There can be no doubt that the existence of paradoxes has stimulated vigorous and highly productive activity in philosophy and in logic. Take two famous examples: The Liar Paradox, which arises from a sentence such as
L This statement is false.
and the Russell Paradox which arises from the sentence
R The class of all classes which are not members of themselves
is a member of itself.
The first of these has been a source of anguish for over 2,000 years. The second has engaged the serious attention of logicians for over three quarters of a century. Investigation of paradoxes of this sort has spawned whole new fields of study, such as technical semantics and axiomatic set theory.
It has been claimed that legal reasoning is infected with paradoxes and that these paradoxes are similar in structure to those, like the two we have cited, which are of interest to the logician.
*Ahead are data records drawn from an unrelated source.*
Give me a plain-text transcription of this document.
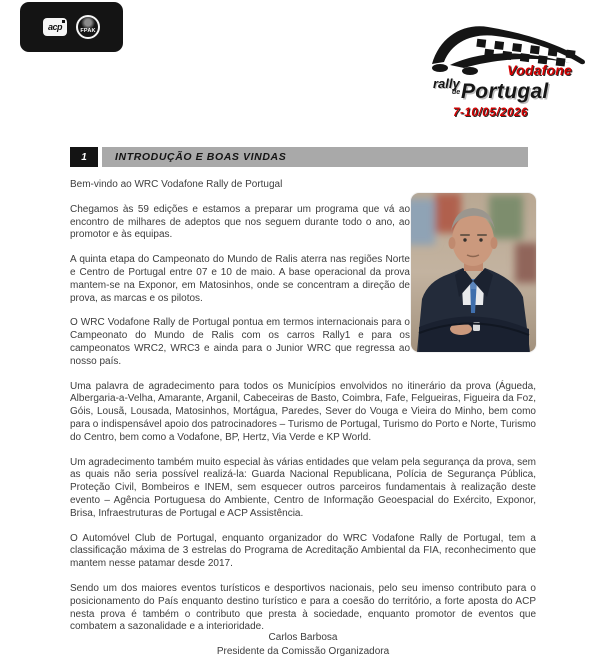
acp	FPAK
Vodafone
rally
de Portugal
7-10/05/2026
1	INTRODUÇÃO E BOAS VINDAS

Bem-vindo ao WRC Vodafone Rally de Portugal

Chegamos às 59 edições e estamos a preparar um programa que vá ao encontro de milhares de adeptos que nos seguem durante todo o ano, ao promotor e às equipas.

A quinta etapa do Campeonato do Mundo de Ralis aterra nas regiões Norte e Centro de Portugal entre 07 e 10 de maio. A base operacional da prova mantem-se na Exponor, em Matosinhos, onde se concentram a direção de prova, as marcas e os pilotos.

O WRC Vodafone Rally de Portugal pontua em termos internacionais para o Campeonato do Mundo de Ralis com os carros Rally1 e para os campeonatos WRC2, WRC3 e ainda para o Junior WRC que regressa ao nosso país.

Uma palavra de agradecimento para todos os Municípios envolvidos no itinerário da prova (Águeda, Albergaria-a-Velha, Amarante, Arganil, Cabeceiras de Basto, Coimbra, Fafe, Felgueiras, Figueira da Foz, Góis, Lousã, Lousada, Matosinhos, Mortágua, Paredes, Sever do Vouga e Vieira do Minho, bem como para o indispensável apoio dos patrocinadores – Turismo de Portugal, Turismo do Porto e Norte, Turismo do Centro, bem como a Vodafone, BP, Hertz, Via Verde e KP World.

Um agradecimento também muito especial às várias entidades que velam pela segurança da prova, sem as quais não seria possível realizá-la: Guarda Nacional Republicana, Polícia de Segurança Pública, Proteção Civil, Bombeiros e INEM, sem esquecer outros parceiros fundamentais à realização deste evento – Agência Portuguesa do Ambiente, Centro de Informação Geoespacial do Exército, Exponor, Brisa, Infraestruturas de Portugal e ACP Assistência.

O Automóvel Club de Portugal, enquanto organizador do WRC Vodafone Rally de Portugal, tem a classificação máxima de 3 estrelas do Programa de Acreditação Ambiental da FIA, reconhecimento que mantem nesse patamar desde 2017.

Sendo um dos maiores eventos turísticos e desportivos nacionais, pelo seu imenso contributo para o posicionamento do País enquanto destino turístico e para a coesão do território, a forte aposta do ACP nesta prova é também o contributo que presta à sociedade, enquanto promotor de eventos que combatem a sazonalidade e a interioridade.

Carlos Barbosa
Presidente da Comissão Organizadora
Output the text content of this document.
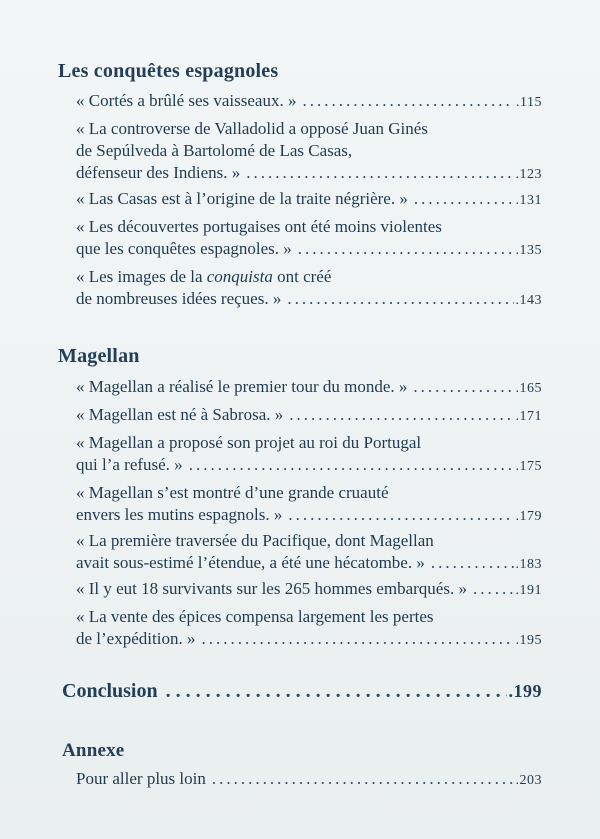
Les conquêtes espagnoles
« Cortés a brûlé ses vaisseaux. » .....	.115
« La controverse de Valladolid a opposé Juan Ginés
de Sepúlveda à Bartolomé de Las Casas,
défenseur des Indiens. » .....	.123
« Las Casas est à l’origine de la traite négrière. » .....	.131
« Les découvertes portugaises ont été moins violentes
que les conquêtes espagnoles. » .....	.135
« Les images de la conquista ont créé
de nombreuses idées reçues. » .....	.143
Magellan
« Magellan a réalisé le premier tour du monde. » .....	.165
« Magellan est né à Sabrosa. » .....	.171
« Magellan a proposé son projet au roi du Portugal
qui l’a refusé. » .....	.175
« Magellan s’est montré d’une grande cruauté
envers les mutins espagnols. » .....	.179
« La première traversée du Pacifique, dont Magellan
avait sous-estimé l’étendue, a été une hécatombe. » .....	.183
« Il y eut 18 survivants sur les 265 hommes embarqués. » .....	.191
« La vente des épices compensa largement les pertes
de l’expédition. » .....	.195
Conclusion .....	.199
Annexe
Pour aller plus loin .....	.203
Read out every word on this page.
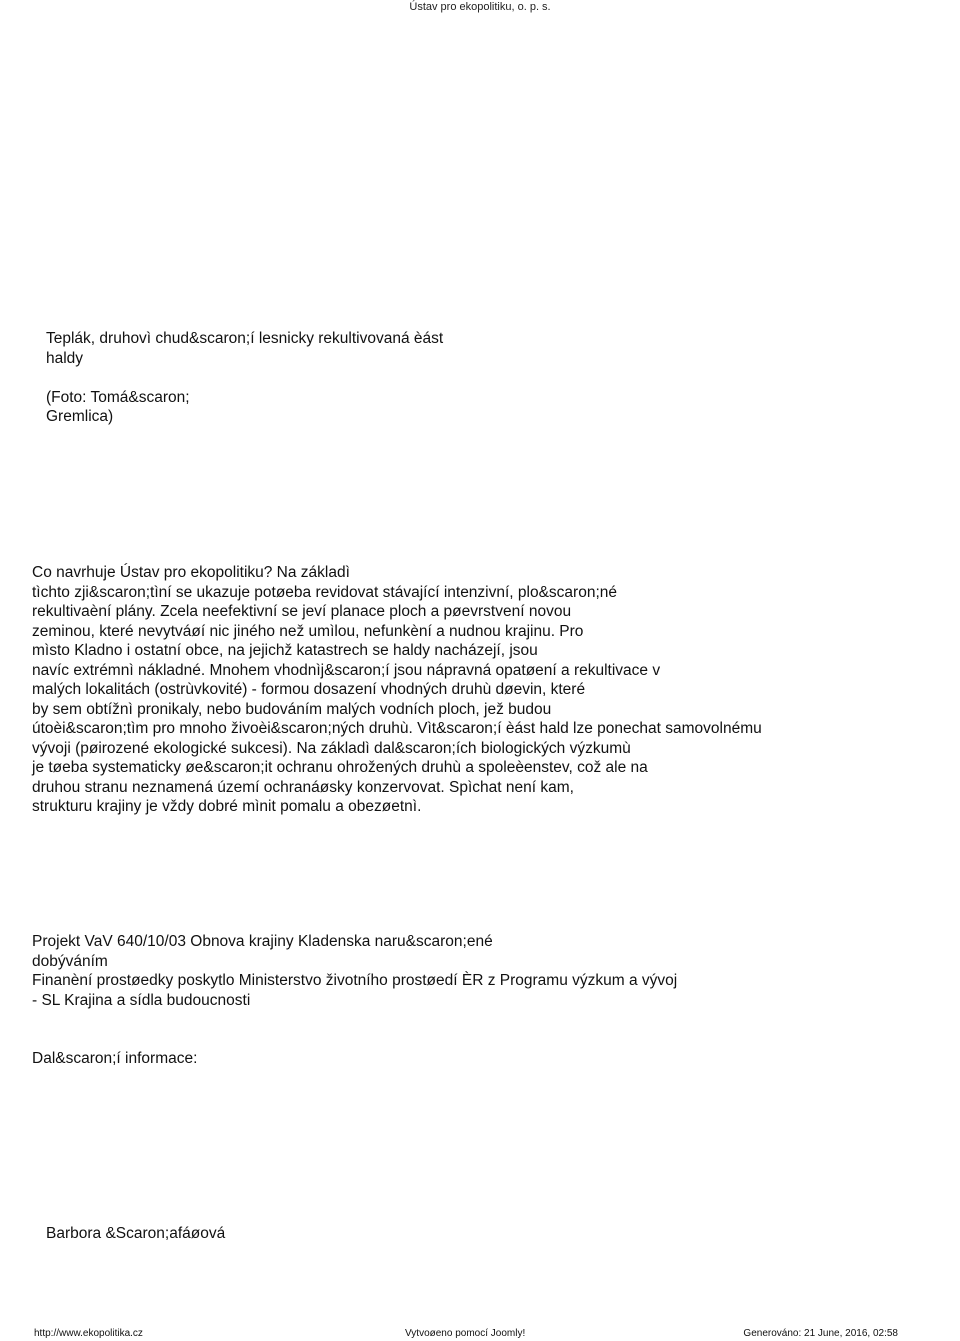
Ústav pro ekopolitiku, o. p. s.

Teplák, druhovì chud&scaron;í lesnicky rekultivovaná èást
haldy

(Foto: Tomá&scaron;
Gremlica)

Co navrhuje Ústav pro ekopolitiku? Na základì
tìchto zji&scaron;tìní se ukazuje potøeba revidovat stávající intenzivní, plo&scaron;né
rekultivaèní plány. Zcela neefektivní se jeví planace ploch a pøevrstvení novou
zeminou, které nevytváøí nic jiného než umìlou, nefunkèní a nudnou krajinu. Pro
mìsto Kladno i ostatní obce, na jejichž katastrech se haldy nacházejí, jsou
navíc extrémnì nákladné. Mnohem vhodnìj&scaron;í jsou nápravná opatøení a rekultivace v
malých lokalitách (ostrùvkovité) - formou dosazení vhodných druhù døevin, které
by sem obtížnì pronikaly, nebo budováním malých vodních ploch, jež budou
útoèi&scaron;tìm pro mnoho živoèi&scaron;ných druhù. Vìt&scaron;í èást hald lze ponechat samovolnému
vývoji (pøirozené ekologické sukcesi). Na základì dal&scaron;ích biologických výzkumù
je tøeba systematicky øe&scaron;it ochranu ohrožených druhù a spoleèenstev, což ale na
druhou stranu neznamená území ochranáøsky konzervovat. Spìchat není kam,
strukturu krajiny je vždy dobré mìnit pomalu a obezøetnì.
Projekt VaV 640/10/03 Obnova krajiny Kladenska naru&scaron;ené
dobýváním
Finanèní prostøedky poskytlo Ministerstvo životního prostøedí ÈR z Programu výzkum a vývoj
- SL Krajina a sídla budoucnosti
Dal&scaron;í informace:
Barbora &Scaron;afáøová
http://www.ekopolitika.cz	Vytvoøeno pomocí Joomly!	Generováno: 21 June, 2016, 02:58
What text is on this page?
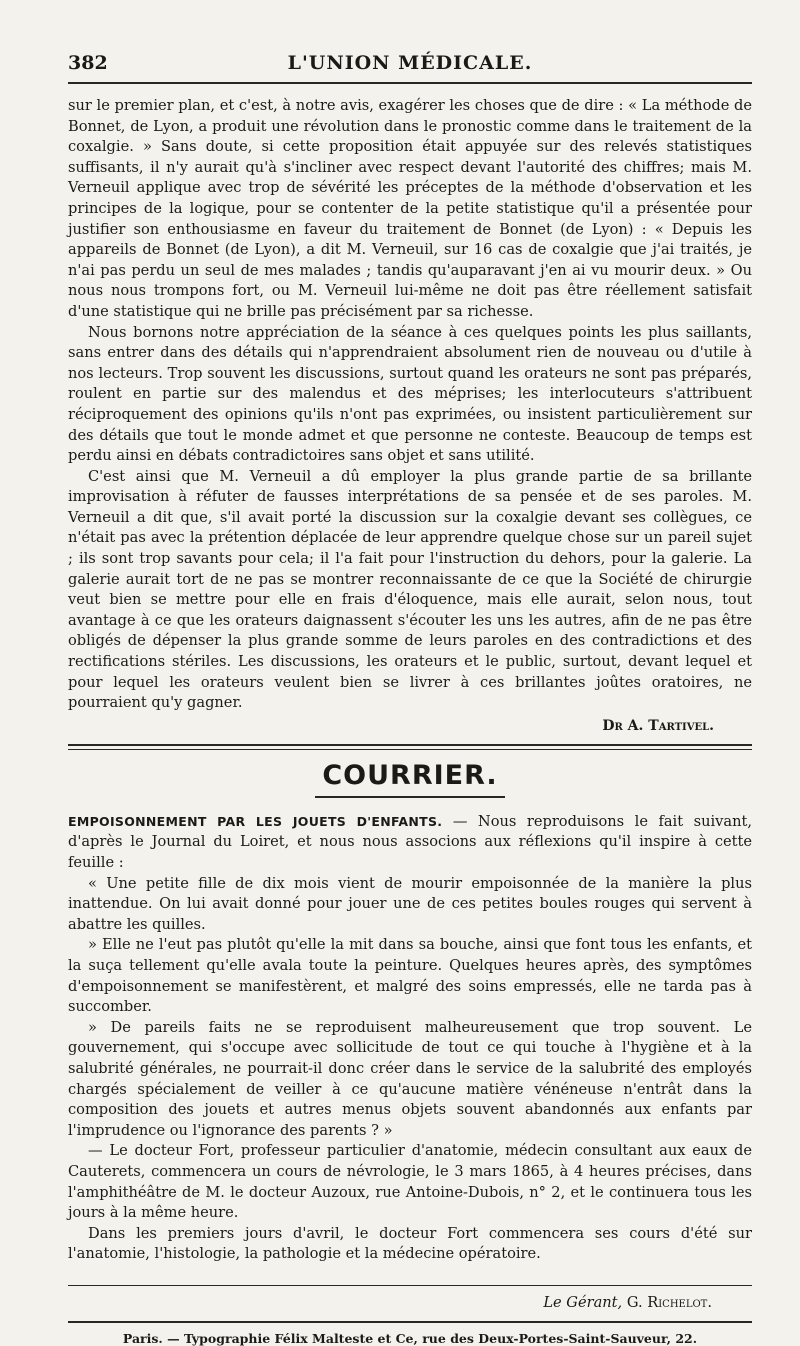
382	L'UNION MÉDICALE.

sur le premier plan, et c'est, à notre avis, exagérer les choses que de dire : « La méthode de Bonnet, de Lyon, a produit une révolution dans le pronostic comme dans le traitement de la coxalgie. » Sans doute, si cette proposition était appuyée sur des relevés statistiques suffisants, il n'y aurait qu'à s'incliner avec respect devant l'autorité des chiffres; mais M. Verneuil applique avec trop de sévérité les préceptes de la méthode d'observation et les principes de la logique, pour se contenter de la petite statistique qu'il a présentée pour justifier son enthousiasme en faveur du traitement de Bonnet (de Lyon) : « Depuis les appareils de Bonnet (de Lyon), a dit M. Verneuil, sur 16 cas de coxalgie que j'ai traités, je n'ai pas perdu un seul de mes malades ; tandis qu'auparavant j'en ai vu mourir deux. » Ou nous nous trompons fort, ou M. Verneuil lui-même ne doit pas être réellement satisfait d'une statistique qui ne brille pas précisément par sa richesse.

Nous bornons notre appréciation de la séance à ces quelques points les plus saillants, sans entrer dans des détails qui n'apprendraient absolument rien de nouveau ou d'utile à nos lecteurs. Trop souvent les discussions, surtout quand les orateurs ne sont pas préparés, roulent en partie sur des malendus et des méprises; les interlocuteurs s'attribuent réciproquement des opinions qu'ils n'ont pas exprimées, ou insistent particulièrement sur des détails que tout le monde admet et que personne ne conteste. Beaucoup de temps est perdu ainsi en débats contradictoires sans objet et sans utilité.

C'est ainsi que M. Verneuil a dû employer la plus grande partie de sa brillante improvisation à réfuter de fausses interprétations de sa pensée et de ses paroles. M. Verneuil a dit que, s'il avait porté la discussion sur la coxalgie devant ses collègues, ce n'était pas avec la prétention déplacée de leur apprendre quelque chose sur un pareil sujet ; ils sont trop savants pour cela; il l'a fait pour l'instruction du dehors, pour la galerie. La galerie aurait tort de ne pas se montrer reconnaissante de ce que la Société de chirurgie veut bien se mettre pour elle en frais d'éloquence, mais elle aurait, selon nous, tout avantage à ce que les orateurs daignassent s'écouter les uns les autres, afin de ne pas être obligés de dépenser la plus grande somme de leurs paroles en des contradictions et des rectifications stériles. Les discussions, les orateurs et le public, surtout, devant lequel et pour lequel les orateurs veulent bien se livrer à ces brillantes joûtes oratoires, ne pourraient qu'y gagner.

Dr A. Tartivel.
COURRIER.

EMPOISONNEMENT PAR LES JOUETS D'ENFANTS. — Nous reproduisons le fait suivant, d'après le Journal du Loiret, et nous nous associons aux réflexions qu'il inspire à cette feuille :

« Une petite fille de dix mois vient de mourir empoisonnée de la manière la plus inattendue. On lui avait donné pour jouer une de ces petites boules rouges qui servent à abattre les quilles.

» Elle ne l'eut pas plutôt qu'elle la mit dans sa bouche, ainsi que font tous les enfants, et la suça tellement qu'elle avala toute la peinture. Quelques heures après, des symptômes d'empoisonnement se manifestèrent, et malgré des soins empressés, elle ne tarda pas à succomber.

» De pareils faits ne se reproduisent malheureusement que trop souvent. Le gouvernement, qui s'occupe avec sollicitude de tout ce qui touche à l'hygiène et à la salubrité générales, ne pourrait-il donc créer dans le service de la salubrité des employés chargés spécialement de veiller à ce qu'aucune matière vénéneuse n'entrât dans la composition des jouets et autres menus objets souvent abandonnés aux enfants par l'imprudence ou l'ignorance des parents ? »

— Le docteur Fort, professeur particulier d'anatomie, médecin consultant aux eaux de Cauterets, commencera un cours de névrologie, le 3 mars 1865, à 4 heures précises, dans l'amphithéâtre de M. le docteur Auzoux, rue Antoine-Dubois, n° 2, et le continuera tous les jours à la même heure.

Dans les premiers jours d'avril, le docteur Fort commencera ses cours d'été sur l'anatomie, l'histologie, la pathologie et la médecine opératoire.

Le Gérant, G. Richelot.
Paris. — Typographie Félix Malteste et Ce, rue des Deux-Portes-Saint-Sauveur, 22.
If this claim were true one of two consequences would follow. Either the jurisprudent would face what would in all likelihood be a protracted struggle with these legal paradoxes resulting, perhaps, in significant additions to legal theory, or else, if these paradoxes were sufficiently similar to those of the logician, he might try to utilise the logician's results to solve his own legal puzzles.
The first alternative, though attractive to a theoretician, may appear rather dismal to those engaged in the business of law. Whereas reflection on the logical paradoxes can lead to only more refined abstractions—the philosopher's meat and drink—legal theory is rather intimately connected with practical affairs.